Arkansas Code
Subchapter 6 - Corporate Finance
§ 4-26-601. Authorized shares generally — Preferred or special classes

(a) Each corporation shall have power to create and issue the number of shares stated in its articles of incorporation.
(b) The shares may be divided into one (1) or more classes, any or all of which classes may consist of shares with par value or shares without par value, with such designations, preferences, limitations, and relative rights as shall be stated in the articles of incorporation.
(c) The articles of incorporation may limit or deny the voting rights of the shares of any class subject only to the following exceptions:
(1) The right of any stockholder entitled under Arkansas Constitution, Article 12, § 8, to vote on a proposal to increase stock or bond indebtedness shall not be denied or limited.
(2) In any instance where a provision of this chapter specifically preserves the right of any class or classes of stock to vote in respect to any corporate action, the right may not be denied or impaired by any provisions of the articles of incorporation.

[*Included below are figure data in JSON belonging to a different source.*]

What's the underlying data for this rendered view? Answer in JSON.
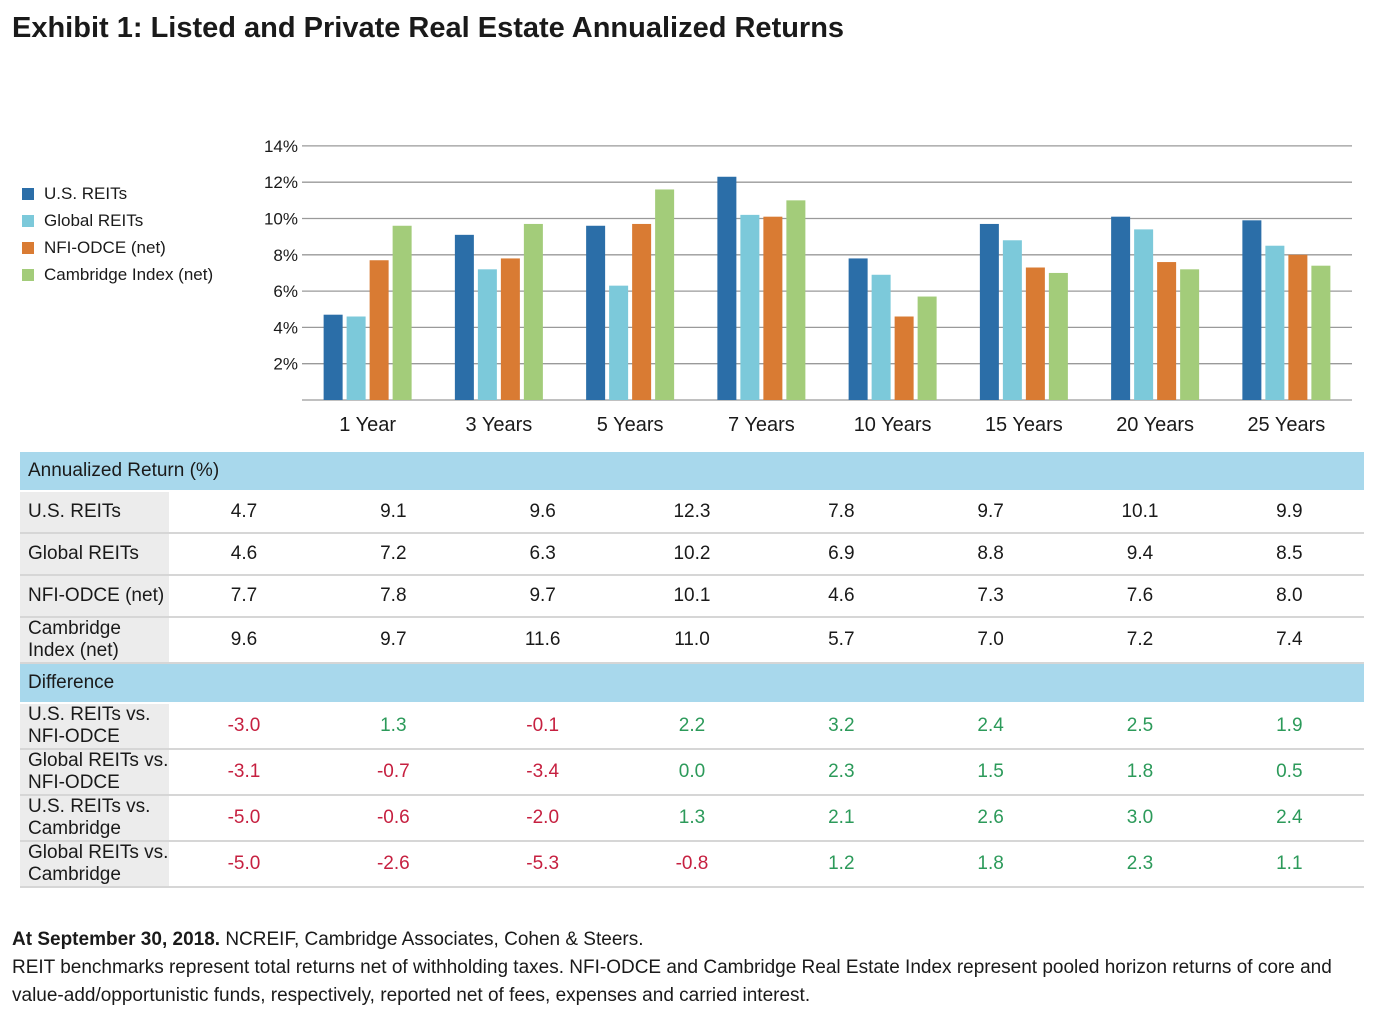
{
  "title": "Exhibit 1: Listed and Private Real Estate Annualized Returns",
  "colors": {
    "us_reits": "#2b6ea8",
    "global_reits": "#7cc9da",
    "nfi_odce": "#d97b33",
    "cambridge": "#a3cc7a",
    "negative": "#c62040",
    "positive": "#2c9a5a",
    "section_header": "#a8d8ec"
  },
  "chart_data": {
    "type": "bar",
    "categories": [
      "1 Year",
      "3 Years",
      "5 Years",
      "7 Years",
      "10 Years",
      "15 Years",
      "20 Years",
      "25 Years"
    ],
    "series": [
      {
        "name": "U.S. REITs",
        "values": [
          4.7,
          9.1,
          9.6,
          12.3,
          7.8,
          9.7,
          10.1,
          9.9
        ]
      },
      {
        "name": "Global REITs",
        "values": [
          4.6,
          7.2,
          6.3,
          10.2,
          6.9,
          8.8,
          9.4,
          8.5
        ]
      },
      {
        "name": "NFI-ODCE (net)",
        "values": [
          7.7,
          7.8,
          9.7,
          10.1,
          4.6,
          7.3,
          7.6,
          8.0
        ]
      },
      {
        "name": "Cambridge Index (net)",
        "values": [
          9.6,
          9.7,
          11.6,
          11.0,
          5.7,
          7.0,
          7.2,
          7.4
        ]
      }
    ],
    "yticks": [
      "2%",
      "4%",
      "6%",
      "8%",
      "10%",
      "12%",
      "14%"
    ],
    "ylim": [
      0,
      14
    ],
    "grid": true,
    "legend_position": "left"
  },
  "table": {
    "section1_label": "Annualized Return (%)",
    "section1_rows": [
      {
        "label": "U.S. REITs",
        "values": [
          "4.7",
          "9.1",
          "9.6",
          "12.3",
          "7.8",
          "9.7",
          "10.1",
          "9.9"
        ]
      },
      {
        "label": "Global REITs",
        "values": [
          "4.6",
          "7.2",
          "6.3",
          "10.2",
          "6.9",
          "8.8",
          "9.4",
          "8.5"
        ]
      },
      {
        "label": "NFI-ODCE (net)",
        "values": [
          "7.7",
          "7.8",
          "9.7",
          "10.1",
          "4.6",
          "7.3",
          "7.6",
          "8.0"
        ]
      },
      {
        "label": "Cambridge Index (net)",
        "values": [
          "9.6",
          "9.7",
          "11.6",
          "11.0",
          "5.7",
          "7.0",
          "7.2",
          "7.4"
        ]
      }
    ],
    "section2_label": "Difference",
    "section2_rows": [
      {
        "label": "U.S. REITs vs. NFI-ODCE",
        "values": [
          "-3.0",
          "1.3",
          "-0.1",
          "2.2",
          "3.2",
          "2.4",
          "2.5",
          "1.9"
        ]
      },
      {
        "label": "Global REITs vs. NFI-ODCE",
        "values": [
          "-3.1",
          "-0.7",
          "-3.4",
          "0.0",
          "2.3",
          "1.5",
          "1.8",
          "0.5"
        ]
      },
      {
        "label": "U.S. REITs vs. Cambridge",
        "values": [
          "-5.0",
          "-0.6",
          "-2.0",
          "1.3",
          "2.1",
          "2.6",
          "3.0",
          "2.4"
        ]
      },
      {
        "label": "Global REITs vs. Cambridge",
        "values": [
          "-5.0",
          "-2.6",
          "-5.3",
          "-0.8",
          "1.2",
          "1.8",
          "2.3",
          "1.1"
        ]
      }
    ]
  },
  "footnote": {
    "date_bold": "At September 30, 2018.",
    "sources": " NCREIF, Cambridge Associates, Cohen & Steers.",
    "text": "REIT benchmarks represent total returns net of withholding taxes. NFI-ODCE and Cambridge Real Estate Index represent pooled horizon returns of core and value-add/opportunistic funds, respectively, reported net of fees, expenses and carried interest."
  }
}
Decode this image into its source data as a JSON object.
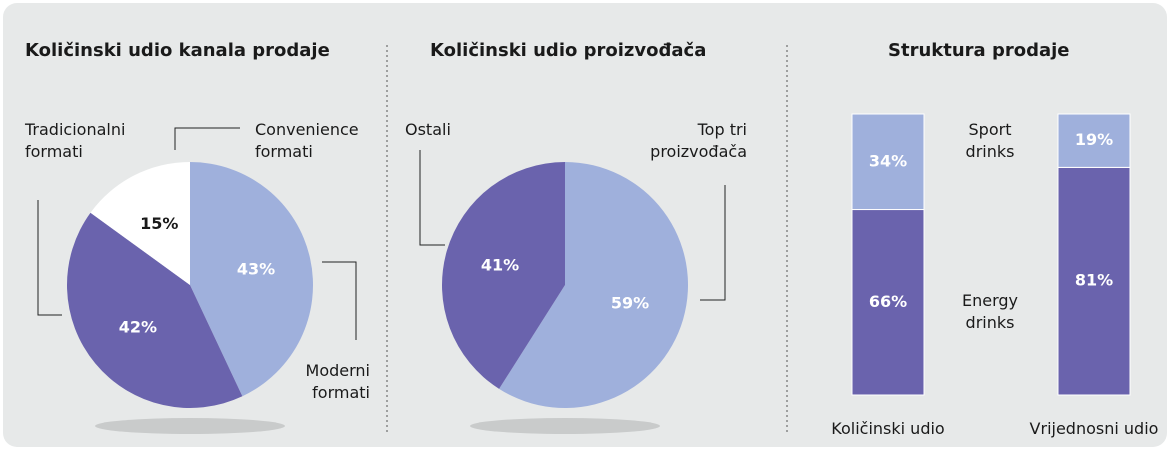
{
  "chart_data": [
    {
      "type": "pie",
      "title": "Količinski udio kanala prodaje",
      "categories": [
        "Moderni formati",
        "Tradicionalni formati",
        "Convenience formati"
      ],
      "values": [
        43,
        42,
        15
      ],
      "value_labels": [
        "43%",
        "42%",
        "15%"
      ],
      "colors": [
        "#9fb0dc",
        "#6a63ad",
        "#ffffff"
      ]
    },
    {
      "type": "pie",
      "title": "Količinski udio proizvođača",
      "categories": [
        "Top tri proizvođača",
        "Ostali"
      ],
      "values": [
        59,
        41
      ],
      "value_labels": [
        "59%",
        "41%"
      ],
      "colors": [
        "#9fb0dc",
        "#6a63ad"
      ]
    },
    {
      "type": "stacked_bar",
      "title": "Struktura prodaje",
      "categories": [
        "Količinski udio",
        "Vrijednosni udio"
      ],
      "series": [
        {
          "name": "Energy drinks",
          "color": "#6a63ad",
          "values": [
            66,
            81
          ],
          "value_labels": [
            "66%",
            "81%"
          ]
        },
        {
          "name": "Sport drinks",
          "color": "#9fb0dc",
          "values": [
            34,
            19
          ],
          "value_labels": [
            "34%",
            "19%"
          ]
        }
      ]
    }
  ]
}
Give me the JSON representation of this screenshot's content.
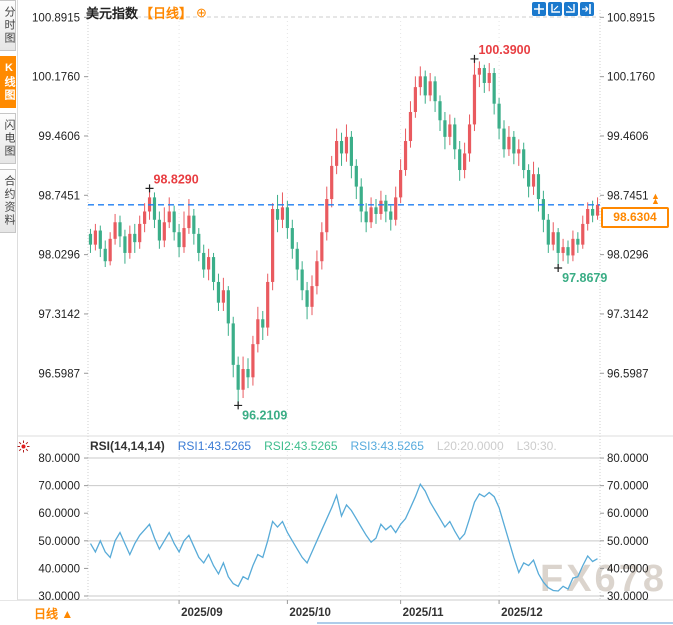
{
  "header": {
    "title": "美元指数",
    "period": "【日线】",
    "add_icon": "⊕",
    "toolbar": [
      {
        "name": "crosshair-icon"
      },
      {
        "name": "axis-left-icon"
      },
      {
        "name": "axis-right-icon"
      },
      {
        "name": "collapse-right-icon"
      }
    ]
  },
  "sidebar": {
    "tabs": [
      {
        "label": "分时图",
        "active": false
      },
      {
        "label": "K线图",
        "active": true
      },
      {
        "label": "闪电图",
        "active": false
      },
      {
        "label": "合约资料",
        "active": false
      }
    ]
  },
  "bottom_bar": {
    "period_label": "日线",
    "period_arrow": "▲"
  },
  "watermark": "FX678",
  "price_tag": {
    "value": "98.6304",
    "marker": "▲▲"
  },
  "colors": {
    "up": "#e95a5f",
    "down": "#3bae89",
    "accent_orange": "#ff8800",
    "dashed_line_blue": "#1e7ff2",
    "rsi_line": "#58abd8",
    "annotation_red": "#e83e42",
    "annotation_green": "#3aad85",
    "axis_text": "#222222",
    "grid": "#cccccc"
  },
  "chart_data": [
    {
      "type": "candlestick",
      "title": "美元指数【日线】",
      "ylim": [
        95.83,
        100.98
      ],
      "grid": "top-dashed-only",
      "legend_position": "none",
      "y_ticks": [
        {
          "label": "100.8915",
          "value": 100.8915
        },
        {
          "label": "100.1760",
          "value": 100.176
        },
        {
          "label": "99.4606",
          "value": 99.4606
        },
        {
          "label": "98.7451",
          "value": 98.7451
        },
        {
          "label": "98.0296",
          "value": 98.0296
        },
        {
          "label": "97.3142",
          "value": 97.3142
        },
        {
          "label": "96.5987",
          "value": 96.5987
        }
      ],
      "x_ticks": [
        {
          "label": "2025/09",
          "index": 18
        },
        {
          "label": "2025/10",
          "index": 40
        },
        {
          "label": "2025/11",
          "index": 63
        },
        {
          "label": "2025/12",
          "index": 83
        }
      ],
      "last_price": 98.6304,
      "annotations": [
        {
          "text": "98.8290",
          "value": 98.829,
          "index": 12,
          "kind": "high"
        },
        {
          "text": "100.3900",
          "value": 100.39,
          "index": 78,
          "kind": "high"
        },
        {
          "text": "96.2109",
          "value": 96.2109,
          "index": 30,
          "kind": "low"
        },
        {
          "text": "97.8679",
          "value": 97.8679,
          "index": 95,
          "kind": "low"
        }
      ],
      "ohlc": [
        [
          98.28,
          98.34,
          98.05,
          98.15
        ],
        [
          98.15,
          98.4,
          98.08,
          98.32
        ],
        [
          98.32,
          98.38,
          98.0,
          98.1
        ],
        [
          98.1,
          98.2,
          97.88,
          97.95
        ],
        [
          97.95,
          98.3,
          97.9,
          98.22
        ],
        [
          98.22,
          98.52,
          98.15,
          98.42
        ],
        [
          98.42,
          98.5,
          98.12,
          98.25
        ],
        [
          98.25,
          98.33,
          97.92,
          98.05
        ],
        [
          98.05,
          98.38,
          97.98,
          98.28
        ],
        [
          98.28,
          98.4,
          98.05,
          98.18
        ],
        [
          98.18,
          98.5,
          98.1,
          98.4
        ],
        [
          98.4,
          98.65,
          98.3,
          98.55
        ],
        [
          98.55,
          98.829,
          98.45,
          98.72
        ],
        [
          98.72,
          98.78,
          98.35,
          98.45
        ],
        [
          98.45,
          98.55,
          98.1,
          98.2
        ],
        [
          98.2,
          98.6,
          98.12,
          98.42
        ],
        [
          98.42,
          98.72,
          98.35,
          98.55
        ],
        [
          98.55,
          98.62,
          98.2,
          98.3
        ],
        [
          98.3,
          98.4,
          98.0,
          98.12
        ],
        [
          98.12,
          98.55,
          98.05,
          98.35
        ],
        [
          98.35,
          98.7,
          98.28,
          98.5
        ],
        [
          98.5,
          98.58,
          98.15,
          98.28
        ],
        [
          98.28,
          98.35,
          97.95,
          98.05
        ],
        [
          98.05,
          98.15,
          97.75,
          97.85
        ],
        [
          97.85,
          98.1,
          97.72,
          98.0
        ],
        [
          98.0,
          98.05,
          97.6,
          97.7
        ],
        [
          97.7,
          97.8,
          97.35,
          97.45
        ],
        [
          97.45,
          97.75,
          97.35,
          97.6
        ],
        [
          97.6,
          97.65,
          97.05,
          97.2
        ],
        [
          97.2,
          97.28,
          96.55,
          96.7
        ],
        [
          96.7,
          96.8,
          96.2109,
          96.4
        ],
        [
          96.4,
          96.8,
          96.3,
          96.65
        ],
        [
          96.65,
          96.78,
          96.42,
          96.55
        ],
        [
          96.55,
          97.05,
          96.45,
          96.95
        ],
        [
          96.95,
          97.4,
          96.85,
          97.25
        ],
        [
          97.25,
          97.35,
          97.0,
          97.15
        ],
        [
          97.15,
          97.8,
          97.05,
          97.7
        ],
        [
          97.7,
          98.65,
          97.6,
          98.58
        ],
        [
          98.58,
          98.75,
          98.3,
          98.45
        ],
        [
          98.45,
          98.78,
          98.35,
          98.6
        ],
        [
          98.6,
          98.68,
          98.22,
          98.35
        ],
        [
          98.35,
          98.45,
          97.98,
          98.1
        ],
        [
          98.1,
          98.18,
          97.72,
          97.85
        ],
        [
          97.85,
          97.95,
          97.48,
          97.6
        ],
        [
          97.6,
          97.7,
          97.25,
          97.4
        ],
        [
          97.4,
          97.78,
          97.3,
          97.65
        ],
        [
          97.65,
          98.08,
          97.55,
          97.95
        ],
        [
          97.95,
          98.42,
          97.85,
          98.3
        ],
        [
          98.3,
          98.85,
          98.2,
          98.7
        ],
        [
          98.7,
          99.22,
          98.6,
          99.1
        ],
        [
          99.1,
          99.55,
          99.0,
          99.4
        ],
        [
          99.4,
          99.5,
          99.1,
          99.25
        ],
        [
          99.25,
          99.6,
          99.15,
          99.45
        ],
        [
          99.45,
          99.52,
          98.95,
          99.1
        ],
        [
          99.1,
          99.18,
          98.7,
          98.85
        ],
        [
          98.85,
          98.95,
          98.42,
          98.55
        ],
        [
          98.55,
          98.65,
          98.3,
          98.42
        ],
        [
          98.42,
          98.72,
          98.35,
          98.6
        ],
        [
          98.6,
          98.7,
          98.4,
          98.52
        ],
        [
          98.52,
          98.8,
          98.45,
          98.68
        ],
        [
          98.68,
          98.75,
          98.42,
          98.55
        ],
        [
          98.55,
          98.62,
          98.32,
          98.45
        ],
        [
          98.45,
          98.85,
          98.38,
          98.72
        ],
        [
          98.72,
          99.18,
          98.65,
          99.05
        ],
        [
          99.05,
          99.55,
          98.98,
          99.4
        ],
        [
          99.4,
          99.88,
          99.32,
          99.75
        ],
        [
          99.75,
          100.18,
          99.68,
          100.05
        ],
        [
          100.05,
          100.3,
          99.95,
          100.18
        ],
        [
          100.18,
          100.25,
          99.85,
          99.95
        ],
        [
          99.95,
          100.22,
          99.88,
          100.12
        ],
        [
          100.12,
          100.18,
          99.75,
          99.88
        ],
        [
          99.88,
          99.95,
          99.52,
          99.65
        ],
        [
          99.65,
          99.75,
          99.3,
          99.45
        ],
        [
          99.45,
          99.72,
          99.35,
          99.6
        ],
        [
          99.6,
          99.68,
          99.18,
          99.3
        ],
        [
          99.3,
          99.4,
          98.92,
          99.05
        ],
        [
          99.05,
          99.38,
          98.95,
          99.25
        ],
        [
          99.25,
          99.72,
          99.15,
          99.6
        ],
        [
          99.6,
          100.39,
          99.52,
          100.2
        ],
        [
          100.2,
          100.36,
          100.05,
          100.28
        ],
        [
          100.28,
          100.32,
          99.98,
          100.1
        ],
        [
          100.1,
          100.34,
          100.0,
          100.22
        ],
        [
          100.22,
          100.28,
          99.72,
          99.85
        ],
        [
          99.85,
          99.92,
          99.42,
          99.55
        ],
        [
          99.55,
          99.65,
          99.2,
          99.3
        ],
        [
          99.3,
          99.58,
          99.22,
          99.45
        ],
        [
          99.45,
          99.52,
          99.12,
          99.25
        ],
        [
          99.25,
          99.42,
          99.1,
          99.3
        ],
        [
          99.3,
          99.38,
          98.95,
          99.05
        ],
        [
          99.05,
          99.12,
          98.72,
          98.85
        ],
        [
          98.85,
          99.15,
          98.75,
          99.0
        ],
        [
          99.0,
          99.08,
          98.55,
          98.7
        ],
        [
          98.7,
          98.8,
          98.3,
          98.45
        ],
        [
          98.45,
          98.52,
          98.05,
          98.15
        ],
        [
          98.15,
          98.42,
          98.08,
          98.3
        ],
        [
          98.3,
          98.35,
          97.8679,
          98.05
        ],
        [
          98.05,
          98.22,
          97.95,
          98.12
        ],
        [
          98.12,
          98.2,
          97.92,
          98.02
        ],
        [
          98.02,
          98.32,
          97.95,
          98.22
        ],
        [
          98.22,
          98.3,
          98.05,
          98.15
        ],
        [
          98.15,
          98.5,
          98.1,
          98.4
        ],
        [
          98.4,
          98.66,
          98.32,
          98.58
        ],
        [
          98.58,
          98.68,
          98.42,
          98.5
        ],
        [
          98.5,
          98.72,
          98.45,
          98.6304
        ]
      ]
    },
    {
      "type": "line",
      "name": "RSI",
      "ylim": [
        28.55,
        84
      ],
      "legend_position": "top-left",
      "legend": [
        {
          "text": "RSI(14,14,14)",
          "color": "#333333"
        },
        {
          "text": "RSI1:43.5265",
          "color": "#3a7bd5"
        },
        {
          "text": "RSI2:43.5265",
          "color": "#3dbd8d"
        },
        {
          "text": "RSI3:43.5265",
          "color": "#56aadd"
        },
        {
          "text": "L20:20.0000",
          "color": "#cccccc"
        },
        {
          "text": "L30:30.",
          "color": "#cccccc"
        }
      ],
      "y_ticks": [
        {
          "label": "80.0000",
          "value": 80
        },
        {
          "label": "70.0000",
          "value": 70
        },
        {
          "label": "60.0000",
          "value": 60
        },
        {
          "label": "50.0000",
          "value": 50
        },
        {
          "label": "40.0000",
          "value": 40
        },
        {
          "label": "30.0000",
          "value": 30
        }
      ],
      "gridline_values": [
        80,
        70,
        50,
        30
      ],
      "values": [
        49,
        46,
        50,
        46,
        44,
        50,
        53,
        49,
        45,
        49,
        52,
        54,
        56,
        51,
        47,
        50,
        53,
        49,
        46,
        50,
        52,
        48,
        44,
        42,
        45,
        41,
        38,
        42,
        37,
        34.5,
        33.5,
        37,
        36,
        41,
        45,
        44,
        50,
        57,
        55,
        57,
        53,
        50,
        47,
        44,
        42,
        46,
        50,
        54,
        58,
        62,
        66.5,
        59,
        63,
        61,
        58,
        55,
        52,
        49.5,
        51,
        56,
        54,
        55.5,
        53,
        56,
        58,
        62,
        66,
        70.5,
        68,
        64,
        61,
        58,
        55,
        57,
        53.5,
        50.5,
        52.5,
        58,
        64,
        67,
        66,
        67.5,
        66,
        62,
        56,
        50,
        44,
        38.5,
        42,
        41,
        43,
        38,
        35,
        33,
        32,
        31.8,
        33.5,
        32.5,
        36.5,
        37,
        41,
        44.5,
        42.5,
        43.5265
      ]
    }
  ]
}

(d) Without limiting the authority herein contained, a corporation, when so provided in its articles of incorporation, may issue shares of preferred or special classes:
(1) Subject to the right of the corporation to redeem any of those shares at the price fixed by the articles of incorporation for the redemption thereof;
(2) Entitling the holders thereof to cumulative, noncumulative, or partially cumulative dividends;
(3) Having preference over any other class or classes of shares as to the payment of dividends;
(4) Having preference in the assets of the corporation over any other class or classes of shares upon the voluntary or involuntary liquidation of the corporation;
(5) Convertible into shares of any other class, or into shares of any series of the same or any other class, except a class having prior or superior rights and preferences as to dividends or distribution of assets upon liquidation. However, shares without par value shall not be converted into shares with par value unless that part of the stated capital of the corporation represented by such shares without par value is, at the time of conversion, at least equal to the aggregate par value of the shares into which the shares without par value are to be converted.